(WASHINGTON) — President Joe Biden will speak to Russian President Vladimir Putin on Thursday — their second conversation this month amid heightened fears of a full-scale invasion of Ukraine.
The call, which the Biden administration said comes at Putin’s request, is the latest effort to defuse those tensions diplomatically.
But tens of thousands of Russian troops remain near Ukraine’s borders, and bellicose rhetoric from Russian officials and state propaganda have Western officials on edge still.
The U.S. and European allies have threatened unprecedented economic penalties for Moscow if it attacks Ukraine, nearly eight years after its forces seized the Crimean Peninsula and sparked a war in Ukraine’s eastern provinces known as Donbas.
Sanctions and other penalties have not brought that conflict to an end, with approximately 14,000 people killed and Russian-led separatists still fighting Ukrainian forces. U.S. officials say it’s unclear if Putin has decided to attack again in an all-out invasion, but Biden has already made clear U.S. forces will not come to Kyiv’s aid on the battlefield.
Instead, the Biden administration is hoping deterrence and diplomacy will stop Putin. A senior administration official said they “cannot speak to why the Russian side has requested the call,” but added both leaders believe there is “genuine value in direct leader to leader engagement.”
“I think we are at a moment of crisis and have been for some weeks now given the Russian build-up and that it will take a high level of engagement to address this and to try to find a path of de-escalation,” the official told reporters Wednesday.
In addition to the leaders’ call, U.S. and Russian diplomats will meet on Jan. 10, the two sides confirmed Tuesday, to discuss stated security concerns on either side.
“Open lines of dialogue, open lines of diplomacy have the potential to be constructive as we seek to de-escalate the potential for conflict in and around Ukraine,” State Department spokesperson Ned Price said of the talks.
After those meetings, NATO will hold a meeting with Russia on Jan. 12, while the Organization for Security and Cooperation in Europe, a key security forum that has deployed a war monitor in eastern Ukraine, will hold a session Jan. 13.
“The Biden administration continues to engage in extensive diplomacy with our European allies and partners, consulting and coordinating on a common approach in response to Russia’s military build-up on the border with Ukraine,” Emily Horne, Biden’s National Security Council spokesperson, said in a statement.

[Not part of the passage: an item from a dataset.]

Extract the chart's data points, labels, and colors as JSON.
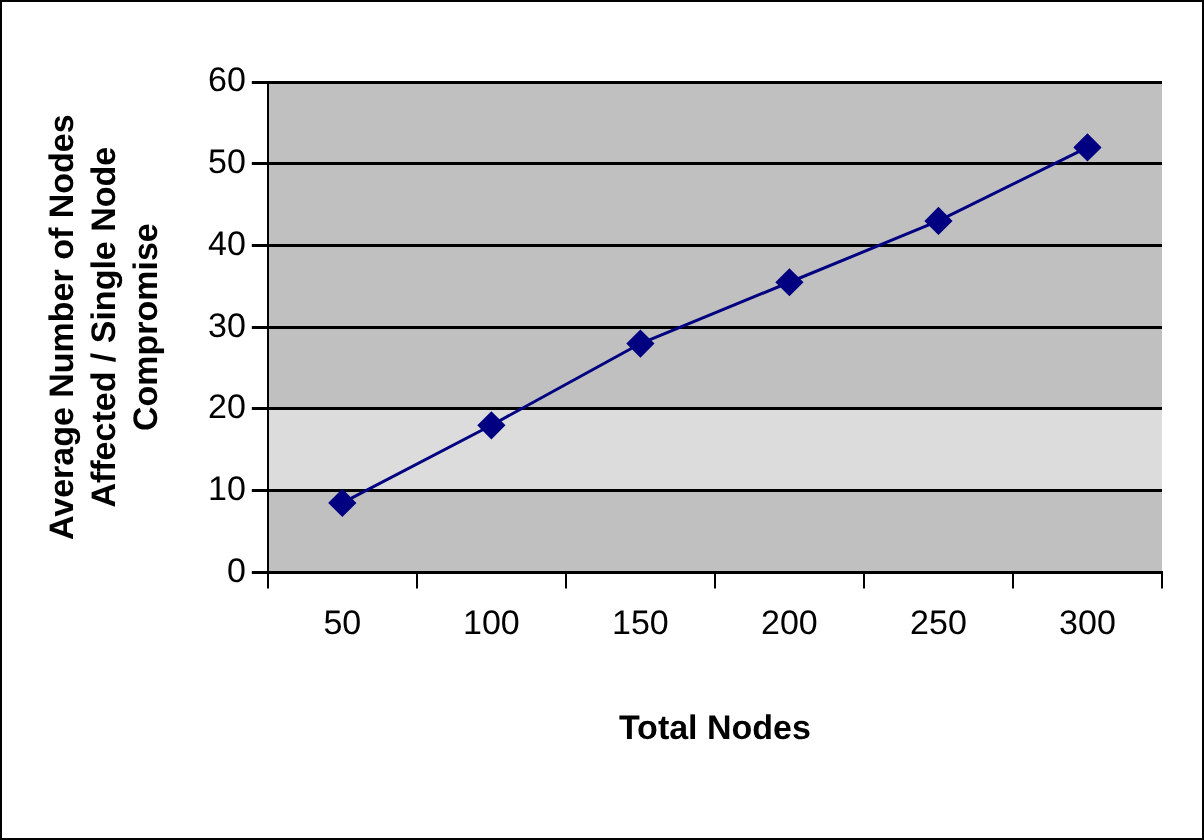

But some European allies have called for greater involvement. The European Union “must be involved in these negotiations,” its top diplomat, Josep Borrell, told the German newspaper Die Welt.
“It’s about us. This is not simply the case for two states, i.e. America and Russia, or NATO and Russia — even if Moscow imagines it,” he added in the interview, published Wednesday.
Secretary of State Antony Blinken has said repeatedly the U.S. will not negotiate any arrangement about European security without first consulting European allies — speaking again to Ukrainian President Volodymyr Zelenskiy Wednesday, just as the two spoke before Biden and Putin’s first call this month.
He reiterated “unwavering” U.S. support for Ukraine, per Price, and “discussed efforts to peacefully resolve the conflict in eastern Ukraine and upcoming diplomatic engagements with Russia” — a nod to both Thursday’s call and the Jan. 10 meetings.
Zelenskiy tweeted that he was assured of “full” U.S. support “in countering Russian aggression.” U.S. officials have already publicly rebuked Russia’s demand heading into talks — that Ukraine be barred from NATO membership, saying the Western alliance’s military activity in former Soviet states threatens Russia.
But other items on Russia’s public demands are not “unacceptable” and could be addressed through diplomacy, Blinken, Price and others have said — provided that Russia de-escalate as well by pulling back its forces from Ukraine’s borders.
Instead, while Russian state media reported Monday that more than 10,000 were withdrawn, the senior administration official said there’s still a “significant Russian troop presence in and around the border.”
The ominous language from Russian officials has also continued. Putin himself said Sunday that he is weighing “diverse” military and technical options if Russia’s demands aren’t addressed.
Amid that heightened threat, the U.S. Embassy in Kyiv is making “emergency preparations” in case it evacuates non-emergency personnel or diplomats’ families, according to internal emails obtained by ABC News.
The embassy is seeking additional security staff to temporarily fill in next month, as the “permanent staff continue Emergency Preparations in case of Authorized or Ordered Departure” — when an embassy allows diplomats’ families and non-emergency personnel to relocate because of a threat.
A State Department spokesperson confirmed Wednesday they are “conducting normal contingency planning, as we always do, in the event the security situation severely deteriorates.” But they told ABC News they are not “currently considering evacuations of U.S. government personnel or American citizens from Ukraine.”
Earlier this month, the State Department updated its travel advisory for Ukraine to include a warning about “increased threats from Russia.” The advisory had been at the agency’s highest level, “Level 4: Do Not Travel,” for months because of the COVID-19 pandemic, but it now warns, “U.S. citizens should be aware of reports that Russia is planning for significant military action against Ukraine.”